Rebeca Royo Ortiz..- 30/03/2009
¿Está en la oficina? Mire a su alrededor. La mitad de las personas que está viendo ha tenido relaciones sexuales con compañeros de trabajo. Si no se lo cree y tiene confianza, no hay más que preguntar para corroborarlo. En España el concepto ‘trabajar en equipo’ se aprende en horario laboral, pero se traslada hasta la última copa del bar de siempre. Nuestros compañeros de nómina nos caen más que bien.
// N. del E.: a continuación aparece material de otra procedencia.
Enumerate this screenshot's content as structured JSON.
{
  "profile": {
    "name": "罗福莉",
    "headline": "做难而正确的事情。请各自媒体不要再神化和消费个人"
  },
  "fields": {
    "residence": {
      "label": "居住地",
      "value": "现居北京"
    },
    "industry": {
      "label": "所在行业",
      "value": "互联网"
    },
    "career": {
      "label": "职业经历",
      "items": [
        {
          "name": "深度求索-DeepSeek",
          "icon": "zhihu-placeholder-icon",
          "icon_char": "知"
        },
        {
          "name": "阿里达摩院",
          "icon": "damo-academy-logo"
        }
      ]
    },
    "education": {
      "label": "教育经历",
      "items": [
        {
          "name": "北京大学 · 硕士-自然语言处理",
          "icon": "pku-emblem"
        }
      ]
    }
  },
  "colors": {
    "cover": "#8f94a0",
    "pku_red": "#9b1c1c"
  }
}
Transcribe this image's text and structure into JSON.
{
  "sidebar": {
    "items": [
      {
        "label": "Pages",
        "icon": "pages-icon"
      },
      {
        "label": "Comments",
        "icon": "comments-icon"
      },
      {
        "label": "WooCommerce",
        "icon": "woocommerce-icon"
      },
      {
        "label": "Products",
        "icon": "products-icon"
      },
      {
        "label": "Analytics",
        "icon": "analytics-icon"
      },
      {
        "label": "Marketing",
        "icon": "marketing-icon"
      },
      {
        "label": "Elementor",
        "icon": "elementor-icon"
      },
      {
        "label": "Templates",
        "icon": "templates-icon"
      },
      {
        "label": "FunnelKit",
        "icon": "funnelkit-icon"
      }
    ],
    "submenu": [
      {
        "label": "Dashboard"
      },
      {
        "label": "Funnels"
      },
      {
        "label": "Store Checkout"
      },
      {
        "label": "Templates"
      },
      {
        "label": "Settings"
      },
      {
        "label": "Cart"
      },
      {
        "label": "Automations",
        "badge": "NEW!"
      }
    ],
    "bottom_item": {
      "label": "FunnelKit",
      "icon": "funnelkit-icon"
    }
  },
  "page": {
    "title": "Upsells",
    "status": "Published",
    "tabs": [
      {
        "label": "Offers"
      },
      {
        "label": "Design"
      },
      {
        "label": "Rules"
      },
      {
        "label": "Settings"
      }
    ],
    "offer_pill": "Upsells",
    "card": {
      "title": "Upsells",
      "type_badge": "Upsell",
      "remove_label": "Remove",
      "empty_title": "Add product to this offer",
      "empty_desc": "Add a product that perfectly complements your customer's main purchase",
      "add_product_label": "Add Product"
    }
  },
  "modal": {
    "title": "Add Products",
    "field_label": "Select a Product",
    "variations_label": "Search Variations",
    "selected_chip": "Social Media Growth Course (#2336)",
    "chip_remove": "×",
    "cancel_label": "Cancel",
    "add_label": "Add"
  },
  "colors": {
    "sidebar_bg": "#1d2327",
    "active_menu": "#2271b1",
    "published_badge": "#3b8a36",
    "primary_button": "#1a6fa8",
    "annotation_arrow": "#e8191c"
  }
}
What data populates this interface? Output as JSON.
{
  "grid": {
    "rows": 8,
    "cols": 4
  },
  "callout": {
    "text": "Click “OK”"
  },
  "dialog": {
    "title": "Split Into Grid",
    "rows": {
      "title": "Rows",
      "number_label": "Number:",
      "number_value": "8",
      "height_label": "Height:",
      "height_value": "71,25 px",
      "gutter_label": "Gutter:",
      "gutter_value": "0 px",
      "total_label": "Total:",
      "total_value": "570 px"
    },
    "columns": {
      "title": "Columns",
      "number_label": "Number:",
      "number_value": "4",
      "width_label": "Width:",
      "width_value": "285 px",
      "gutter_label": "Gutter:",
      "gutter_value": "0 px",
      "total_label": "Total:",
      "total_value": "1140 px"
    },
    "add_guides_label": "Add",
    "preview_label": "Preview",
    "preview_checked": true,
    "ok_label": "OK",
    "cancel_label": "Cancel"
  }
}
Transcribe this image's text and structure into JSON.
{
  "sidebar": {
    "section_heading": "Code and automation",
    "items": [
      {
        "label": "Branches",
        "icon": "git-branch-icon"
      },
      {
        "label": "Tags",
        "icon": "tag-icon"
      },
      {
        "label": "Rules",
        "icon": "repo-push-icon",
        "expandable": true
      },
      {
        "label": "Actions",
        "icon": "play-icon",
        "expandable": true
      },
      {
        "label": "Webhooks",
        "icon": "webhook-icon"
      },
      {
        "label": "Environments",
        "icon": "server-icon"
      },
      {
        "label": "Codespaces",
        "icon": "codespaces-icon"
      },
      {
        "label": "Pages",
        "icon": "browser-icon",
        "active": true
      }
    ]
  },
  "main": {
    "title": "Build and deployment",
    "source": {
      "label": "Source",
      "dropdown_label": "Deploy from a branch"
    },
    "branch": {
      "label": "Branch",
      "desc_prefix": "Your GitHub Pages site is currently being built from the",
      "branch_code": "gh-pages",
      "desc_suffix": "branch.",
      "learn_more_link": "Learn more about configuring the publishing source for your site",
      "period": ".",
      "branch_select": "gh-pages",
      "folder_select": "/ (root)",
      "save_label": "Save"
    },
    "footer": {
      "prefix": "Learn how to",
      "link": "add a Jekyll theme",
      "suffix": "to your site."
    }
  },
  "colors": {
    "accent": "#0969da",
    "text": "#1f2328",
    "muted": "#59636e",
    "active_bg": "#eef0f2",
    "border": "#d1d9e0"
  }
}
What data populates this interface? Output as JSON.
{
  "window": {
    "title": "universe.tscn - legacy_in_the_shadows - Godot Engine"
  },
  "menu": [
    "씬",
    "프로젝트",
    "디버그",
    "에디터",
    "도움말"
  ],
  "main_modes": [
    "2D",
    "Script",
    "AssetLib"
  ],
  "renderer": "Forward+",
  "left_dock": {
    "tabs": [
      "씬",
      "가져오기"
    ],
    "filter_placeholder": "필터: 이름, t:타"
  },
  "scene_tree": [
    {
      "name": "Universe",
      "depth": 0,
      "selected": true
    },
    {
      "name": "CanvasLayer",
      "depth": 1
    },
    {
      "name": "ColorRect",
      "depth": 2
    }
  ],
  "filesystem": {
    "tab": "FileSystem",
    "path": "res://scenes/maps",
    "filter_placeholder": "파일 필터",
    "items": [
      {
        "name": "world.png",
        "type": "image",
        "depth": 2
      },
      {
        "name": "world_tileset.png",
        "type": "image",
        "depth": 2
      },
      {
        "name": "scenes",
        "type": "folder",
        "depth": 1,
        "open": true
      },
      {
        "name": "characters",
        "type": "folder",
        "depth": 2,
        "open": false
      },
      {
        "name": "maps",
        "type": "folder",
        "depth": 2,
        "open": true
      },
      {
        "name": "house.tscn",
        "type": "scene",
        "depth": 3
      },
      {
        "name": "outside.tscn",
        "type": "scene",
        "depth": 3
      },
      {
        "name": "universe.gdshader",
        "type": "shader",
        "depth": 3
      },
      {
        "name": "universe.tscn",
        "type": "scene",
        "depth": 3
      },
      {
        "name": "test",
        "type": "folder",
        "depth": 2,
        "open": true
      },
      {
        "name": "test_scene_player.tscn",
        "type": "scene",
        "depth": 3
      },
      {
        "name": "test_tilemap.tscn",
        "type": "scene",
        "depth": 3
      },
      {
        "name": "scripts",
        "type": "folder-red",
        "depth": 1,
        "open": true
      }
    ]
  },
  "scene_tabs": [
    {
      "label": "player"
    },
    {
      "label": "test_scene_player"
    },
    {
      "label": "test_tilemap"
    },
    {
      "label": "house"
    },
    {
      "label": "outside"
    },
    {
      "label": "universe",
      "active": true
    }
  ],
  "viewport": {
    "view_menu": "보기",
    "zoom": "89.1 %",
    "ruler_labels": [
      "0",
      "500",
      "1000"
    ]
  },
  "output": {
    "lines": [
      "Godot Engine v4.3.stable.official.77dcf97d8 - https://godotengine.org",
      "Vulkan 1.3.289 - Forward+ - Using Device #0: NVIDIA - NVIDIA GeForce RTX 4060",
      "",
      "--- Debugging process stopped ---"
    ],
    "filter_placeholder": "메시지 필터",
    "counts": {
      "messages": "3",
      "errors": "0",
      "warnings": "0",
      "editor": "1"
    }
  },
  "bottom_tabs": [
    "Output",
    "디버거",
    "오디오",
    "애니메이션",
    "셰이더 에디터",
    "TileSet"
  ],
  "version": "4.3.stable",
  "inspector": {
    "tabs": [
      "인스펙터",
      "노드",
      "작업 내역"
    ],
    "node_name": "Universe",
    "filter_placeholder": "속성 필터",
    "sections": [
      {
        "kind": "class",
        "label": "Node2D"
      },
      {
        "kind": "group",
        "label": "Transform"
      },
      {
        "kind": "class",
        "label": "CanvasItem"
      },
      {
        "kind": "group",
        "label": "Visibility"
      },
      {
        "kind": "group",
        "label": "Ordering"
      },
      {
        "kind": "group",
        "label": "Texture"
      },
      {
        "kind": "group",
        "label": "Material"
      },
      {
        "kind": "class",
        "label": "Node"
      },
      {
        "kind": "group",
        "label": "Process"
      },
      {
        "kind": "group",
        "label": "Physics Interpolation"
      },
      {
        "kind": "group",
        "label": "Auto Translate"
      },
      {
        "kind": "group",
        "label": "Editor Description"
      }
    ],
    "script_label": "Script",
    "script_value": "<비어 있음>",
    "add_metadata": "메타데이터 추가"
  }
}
Según el sexólogo Norberto Blatz “las personas pasan un mínimo de ocho horas diarias en sus trabajos y comparten intereses, preocupaciones, tensiones... y el coqueteo estimula y hace la jornada laboral menos dura”. El roce hace el cariño, y del cariño al sexo hay un límite que muchos no saben diferenciar.
Las hay lúdicas o pasionales, pasajeras, intermitentes o estables, y las hay secretas o reconocidas. Relaciones que nos hacen ser más creativos, estar de mejor humor y ser más eficientes... o que nos pueden buscar la ruina. Nadie nos aseguró el 100% de la eficacia de Cupido aquel día de la cena de curro en la que todos se iban yendo a casa con la excusa de tener que madrugar, menos nosotros...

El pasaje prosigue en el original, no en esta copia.